Y en cuanto al poder, ¿de qué le servía a Erzsébet todo su supuesto poder si lo empleaba prácticamente en soledad, a lo sumo rodeada de su fiel círculo de secuaces, que permanecían a su lado como animales de compañía, y con los que realmente no podía compartir nada? Quien tiende a aspirar al poder lo hace para mostrarlo al exterior. Ello va implícito en el propio espíritu del poder. Emplearlo para que otros lo vean. Hacer gala del mismo para que otros sufran sus consecuencias. Ésa es la diferencia básica entre quienes lo ejercen y quienes lo padecen. Pero usar tal poder en alcobas sombrías, en lavaderos helados y oscuros, borrando después a toda prisa las huellas de lo que allí sucedió, es decir, la prueba fehaciente de ese poder, ¿tiene sentido?

Comúnmente, así viene siendo desde hace siglos y por desventura así acaecerá hasta el final de los tiempos, quien tiene poder es para ejercerlo y también para hacer ostentación del mismo en cuantas ocasiones puede, pues de ese modo se perpetúan las jerarquías y vínculos con quienes obedecen. En su caso, seguía diciéndose una y otra vez János Pirgist, ¿no resultaba absurdo ese poder cuando lo utilizaba para dar rienda suelta a sus más bajos instintos prácticamente en la furtividad, ya que así consumó sus más abyectas acciones? Lo grave de Erzsébet es que fue, aun en un nivel intuitivo, lo suficientemente astuta como para saber utilizarlo de modo que una serie de personas, desde sus fieles ayudantes Dorkó, Jó Ilona y Ficzkó o Kata, la lavandera, y luego una lista mucho más extensa de colaboradores, la ayudasen en sus proyectos. Era inteligente pero ¿de dónde emergió su instintiva sabiduría para sembrar el miedo? ¿Con qué sutileza hilvanaba sus tramas, articuladas sobre el lánguido encanto que emana de quienes, poseyendo gran belleza, tienen asimismo enorme poder? ¿Cómo supo conjugar esa sugestiva connivencia entre servidumbre y silencio?

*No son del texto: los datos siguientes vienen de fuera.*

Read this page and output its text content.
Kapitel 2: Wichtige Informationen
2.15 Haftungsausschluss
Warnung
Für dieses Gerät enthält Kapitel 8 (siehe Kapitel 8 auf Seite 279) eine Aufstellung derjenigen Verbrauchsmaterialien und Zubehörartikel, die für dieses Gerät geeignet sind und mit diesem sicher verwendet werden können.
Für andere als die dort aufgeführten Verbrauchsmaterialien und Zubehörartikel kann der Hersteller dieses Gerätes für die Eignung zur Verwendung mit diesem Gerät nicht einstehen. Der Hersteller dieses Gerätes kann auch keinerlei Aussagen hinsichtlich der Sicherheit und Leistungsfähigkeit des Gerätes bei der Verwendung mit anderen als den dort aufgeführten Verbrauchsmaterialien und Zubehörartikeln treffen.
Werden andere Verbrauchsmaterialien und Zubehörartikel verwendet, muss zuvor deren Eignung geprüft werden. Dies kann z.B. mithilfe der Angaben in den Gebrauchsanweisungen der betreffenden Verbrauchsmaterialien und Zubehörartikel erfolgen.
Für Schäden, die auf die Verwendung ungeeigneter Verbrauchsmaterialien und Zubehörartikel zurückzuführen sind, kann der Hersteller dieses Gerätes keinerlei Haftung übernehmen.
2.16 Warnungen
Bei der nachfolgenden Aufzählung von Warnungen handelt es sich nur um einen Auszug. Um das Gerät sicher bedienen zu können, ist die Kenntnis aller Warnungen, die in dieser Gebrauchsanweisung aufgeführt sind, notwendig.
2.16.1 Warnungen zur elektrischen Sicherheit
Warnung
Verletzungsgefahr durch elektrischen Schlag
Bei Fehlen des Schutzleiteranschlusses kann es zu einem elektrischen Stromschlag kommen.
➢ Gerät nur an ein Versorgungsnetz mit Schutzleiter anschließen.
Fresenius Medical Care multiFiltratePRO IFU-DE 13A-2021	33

Tuvo que ser, no obstante, al poco de quedar viuda, o sea a partir de 1604, cuando la Condesa empezó a cometer sus primeros excesos graves. Y eso, con el tiempo, iba a acabar volviéndose contra ella. No fue en Csejthe, su guarida predilecta y donde mayor número de muchachas torturaba y asesinaba, el lugar en el que incurrió en tales incurias. No, esa serie de negligencias empezaron en los alejados castillos de Pistyán, de Sárvár y de Kerezstúr. Ahí se le fue la mano, ahí fue donde perdió los nervios y la paciencia. Donde tuvo prisa, una prisa inconcebible que la hizo olvidar la elemental prudencia de borrar huellas de sus crímenes.

En Pistyán dejaron el cuerpo de una muchacha enterrado a escasa distancia de la superficie poco antes de que ella misma partiese de allí con sus secuaces. Era época de lluvia y el agua removió la tierra. Días después de que hubiesen abandonado el lugar, uno de los perros de su yerno, el conde Miklós Zrinyi, removiendo con sus patas dio con el macabro hallazgo. El yerno, asustado, quizá ni siquiera se lo comentase a su esposa, la hija mayor de Erzsébet. A quien sí hizo partícipe del descubrimiento fue a Megyery, el tutor de Pál, hijo pequeño de la Condesa. Éste receló, sin duda, y a partir de entonces ya nunca dejaría de estar en guardia, pues desde entonces empezaron a llegarle rumores, primero confusos y dignos de poco crédito, luego ya más preocupantes y fundamentados. Pero aún tardaría varios años en comentarle tan terribles sospechas a György Thurzó, el Palatino pariente de Erzsébet.